You listed Kentucky in 2016

They lost 1 tier 3 game in kenpom’s and it was to auburn

The rest of their losses aren’t bad at all

They don’t have losses to teams like BGU, Colgate and tulane.
 
In 2016, Kentucky lost to #110 UCLA, #142 Tennessee, and #179 Auburn. All of them had losing records. Tennessee and Auburn lost at least 19 games. 2020 Colgate and Bowling Green are better than them.
 
It amazes me the great lengths you go to to to argue against facts. I simply supplied a list of all at-large teams with 3+ Q1/Q2 losses. Those are facts. It's not up for debate. You can't disqualify them because they are big name schools, were in the conference tournament, or were better in Kenpom.

Huh


I said teams with 3 tier 3 losses or more
 
In 2016, Kentucky lost to #110 UCLA, #142 Tennessee, and #179 Auburn. All of them had losing records. Tennessee and Auburn lost at least 19 games. 2020 Colgate and Bowling Green are better than them.

UCLA was a road game.

That’s not tier 3

They were also 69 in kenpom.

Shows you how horrible RPI is.
 
Before 2017, it was just 1-50, 51-100, 101-200, 201+. There was no distinction between home and away.
 
I'm not making any claims. I just posted the information.

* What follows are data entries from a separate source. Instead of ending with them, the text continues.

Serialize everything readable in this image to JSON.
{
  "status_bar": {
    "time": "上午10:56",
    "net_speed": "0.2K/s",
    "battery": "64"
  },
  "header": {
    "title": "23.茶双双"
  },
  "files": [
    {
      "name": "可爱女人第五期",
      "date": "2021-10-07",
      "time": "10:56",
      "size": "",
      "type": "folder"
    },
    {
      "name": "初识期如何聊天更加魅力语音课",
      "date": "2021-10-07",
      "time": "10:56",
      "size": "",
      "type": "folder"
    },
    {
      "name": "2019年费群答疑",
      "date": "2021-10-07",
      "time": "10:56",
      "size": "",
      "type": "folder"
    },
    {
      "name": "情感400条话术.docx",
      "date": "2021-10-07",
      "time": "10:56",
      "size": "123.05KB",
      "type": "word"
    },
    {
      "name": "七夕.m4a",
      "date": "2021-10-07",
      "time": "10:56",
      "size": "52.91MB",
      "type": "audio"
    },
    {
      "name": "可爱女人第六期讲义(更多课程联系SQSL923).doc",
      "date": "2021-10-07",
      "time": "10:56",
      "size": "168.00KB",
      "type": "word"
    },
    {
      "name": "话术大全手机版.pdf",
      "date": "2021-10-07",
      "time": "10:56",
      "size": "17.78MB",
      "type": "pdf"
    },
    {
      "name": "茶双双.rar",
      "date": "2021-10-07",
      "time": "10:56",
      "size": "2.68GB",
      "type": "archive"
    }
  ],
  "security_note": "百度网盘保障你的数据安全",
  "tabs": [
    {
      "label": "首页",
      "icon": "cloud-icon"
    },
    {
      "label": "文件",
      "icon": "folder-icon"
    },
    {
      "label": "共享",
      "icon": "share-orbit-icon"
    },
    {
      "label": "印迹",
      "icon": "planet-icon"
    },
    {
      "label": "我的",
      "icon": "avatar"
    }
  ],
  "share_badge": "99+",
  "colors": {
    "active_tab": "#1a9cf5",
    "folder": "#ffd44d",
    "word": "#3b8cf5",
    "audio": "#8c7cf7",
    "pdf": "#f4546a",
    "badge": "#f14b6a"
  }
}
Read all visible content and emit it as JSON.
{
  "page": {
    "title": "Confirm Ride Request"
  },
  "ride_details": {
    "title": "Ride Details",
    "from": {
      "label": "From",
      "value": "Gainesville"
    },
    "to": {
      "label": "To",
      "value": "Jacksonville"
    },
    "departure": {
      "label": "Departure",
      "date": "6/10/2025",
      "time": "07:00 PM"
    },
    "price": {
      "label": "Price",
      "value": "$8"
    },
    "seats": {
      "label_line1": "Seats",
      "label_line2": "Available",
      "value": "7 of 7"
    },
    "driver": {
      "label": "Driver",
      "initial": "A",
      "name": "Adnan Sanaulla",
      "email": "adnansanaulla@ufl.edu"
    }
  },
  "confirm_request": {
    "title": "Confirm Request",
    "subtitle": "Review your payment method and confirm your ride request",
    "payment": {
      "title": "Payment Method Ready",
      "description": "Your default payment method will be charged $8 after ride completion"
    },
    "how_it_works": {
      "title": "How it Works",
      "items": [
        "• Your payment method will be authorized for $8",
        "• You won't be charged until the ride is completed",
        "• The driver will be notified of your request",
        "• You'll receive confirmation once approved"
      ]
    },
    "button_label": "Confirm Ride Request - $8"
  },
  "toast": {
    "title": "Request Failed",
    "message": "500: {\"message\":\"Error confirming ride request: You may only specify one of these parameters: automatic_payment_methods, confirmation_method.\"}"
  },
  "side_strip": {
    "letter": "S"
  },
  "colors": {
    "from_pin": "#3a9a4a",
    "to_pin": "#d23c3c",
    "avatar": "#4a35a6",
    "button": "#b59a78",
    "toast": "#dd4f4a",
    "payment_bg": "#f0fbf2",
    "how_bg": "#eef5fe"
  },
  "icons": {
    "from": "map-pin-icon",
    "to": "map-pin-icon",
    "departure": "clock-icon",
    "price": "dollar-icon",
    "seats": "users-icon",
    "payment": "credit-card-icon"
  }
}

But it is best practice to use the methodology of the time. If you want to know how bad losses affect at-large chances, you should only look at what information the committee was using when the decision was made. Using anything else is revisionist.
 
I was talking the modern method and applying it to history.


The fact that Miami and Kentucky shows up as tier 3 losses shows how flawed the system was and why they changed it.


So the reality is... we have 1 year to compare valid data to
 
I'll agree that we only have one year of a true comparison. Which essentially means we can't draw any meaningful conclusions. We're better off just comparing the resumes of this year's bubble teams.
 
We're back in the field in the latest bracketmatrix. Arizona St is still the first team out, but I'm sure they will move up after their Q1 win at Stanford last night. Stanford has lost 6 of 7, but all 7 of their remaining games are Q1/2 (5 of them Q1).

Bubble teams: (Q1, Q2, bad losses)

Virginia (2-3, 4-3, 1)
Arkansas (2-5, 2-3, 0)
Stanford (2-5, 2-2, 1)
Indiana (4-6, 2-2, 0)
VCU (1-4, 2-2, 1)
Cincinnati (2-5, 6-0, 3)
--------------------------
Arizona St (4-6, 4-2, 0)
Minnesota (4-10, 2-1, 0)
Utah St (2-4, 2-1, 2)
NC St (3-2, 4-4, 2)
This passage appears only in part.